The Paintings of Sita Ram, Part 10


The river frontage at Benares with the Panchganga Ghat in the centre and Aurangzeb's mosque rising above it
Painting by Seeta Ram, c. 1814
British Library Collection

Nov 12, 2014 — CANADA (SUN) — A serial presentation of the extraordinary collection of Sita Ram's early 1800's watercolors depicting Indian temples and landscapes.

Today, briefly, we present another of Sita Ram's ghat series, this one a watercolour of Varanasi's Panchaganga Ghat on the Ganges river. As described by British Library staff, " Varanasi (Benares), on the river Ganges, is one of the seven sacred cities of Hindus. The waterfront of the city is lined with over 100 ghats with long flights of stone steps where residents and pilgrims come to perform their ablutions and worship in the temples."

Panchaganga Ghat was originally constructed at the site of the Bindu Madhava Temple, a Vishnu temple that was destroyed by the Muslims and replaced with the Aurangzeb Mosque. The painting depicts the bank of the Ganges bank with Panchaganga Ghat in the centre and the intruding Alamgir mosque rising above it. The Bindu Madhava Temple was erected by the Maratha ruler, Beni Madhur Rao Scindia.

Sita Ram has inscribed the painting: 'Benares - Musgid built by Aurnuzebe and the Minaret belonging to it'. This watercolour is in the folio, 'Views by Seeta Ram from Patna to Benares, Vol. II'.

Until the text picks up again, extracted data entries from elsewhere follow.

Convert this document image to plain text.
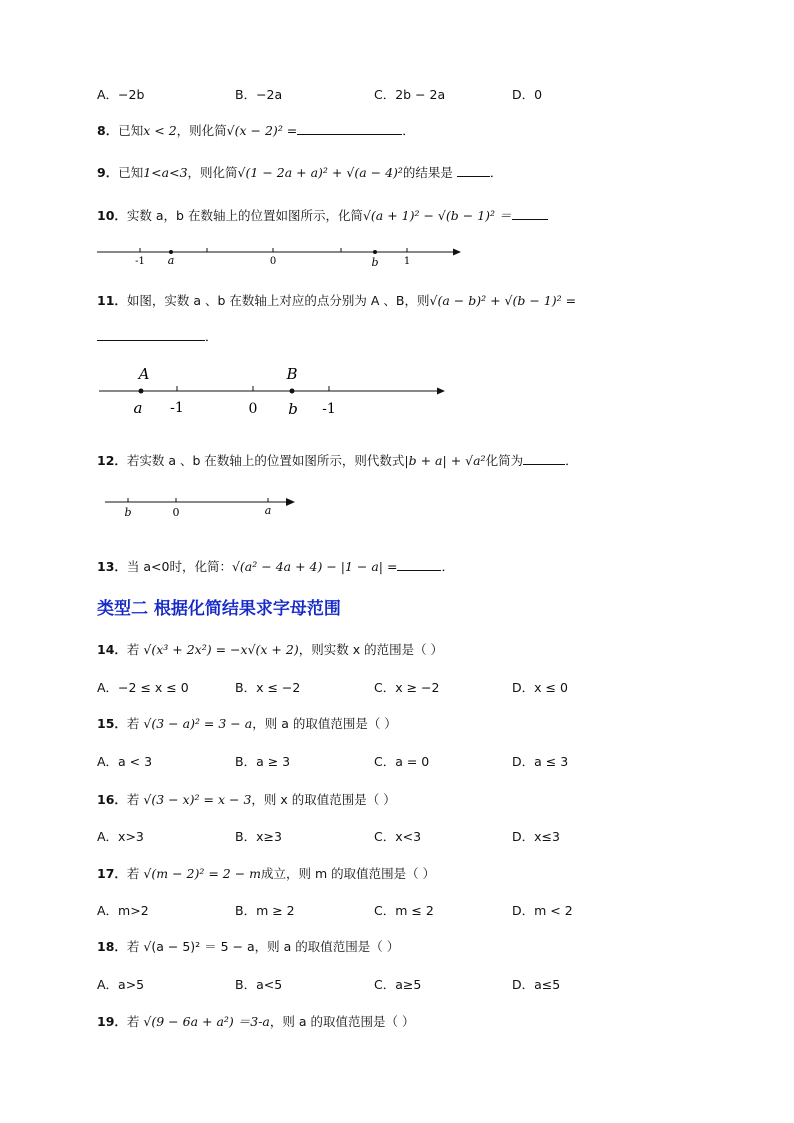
A．−2b	B．−2a	C．2b − 2a	D．0
8．已知x < 2，则化简√(x − 2)² =	．
9．已知1<a<3，则化简√(1 − 2a + a)² + √(a − 4)²的结果是	．
10．实数 a，b 在数轴上的位置如图所示，化简√(a + 1)² − √(b − 1)² ＝
-1 a	0	b	1
11．如图，实数 a 、b 在数轴上对应的点分别为 A 、B，则√(a − b)² + √(b − 1)² =
．
A	B
a -1	0 b -1
12．若实数 a 、b 在数轴上的位置如图所示，则代数式|b + a| + √a²化简为	．
b	0	a
13．当 a<0时，化简：√(a² − 4a + 4) − |1 − a| =	．
类型二 根据化简结果求字母范围
14．若 √(x³ + 2x²) = −x√(x + 2)，则实数 x 的范围是（ ）
A．−2 ≤ x ≤ 0	B．x ≤ −2	C．x ≥ −2	D．x ≤ 0
15．若 √(3 − a)² = 3 − a，则 a 的取值范围是（ ）
A．a < 3	B．a ≥ 3	C．a = 0	D．a ≤ 3
16．若 √(3 − x)² = x − 3，则 x 的取值范围是（ ）
A．x>3	B．x≥3	C．x<3	D．x≤3
17．若 √(m − 2)² = 2 − m成立，则 m 的取值范围是（ ）
A．m>2	B．m ≥ 2	C．m ≤ 2	D．m < 2
18．若 √(a − 5)² ＝ 5 − a，则 a 的取值范围是（ ）
A．a>5	B．a<5	C．a≥5	D．a≤5
19．若 √(9 − 6a + a²) ＝3-a，则 a 的取值范围是（ ）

Panchaganga Ghat is recognized as the meeting point of five rivers: the Ganga, the Yamuna, the Sarasvati (hidden), the Kirana and the Dhutpapa. Bindu Madhava was a huge Vishnu temple, extending all the way from Panchganga to Rama Ghat before it was destroyed by Aurangzeb. Today, the mosque's towers are considerably shorter.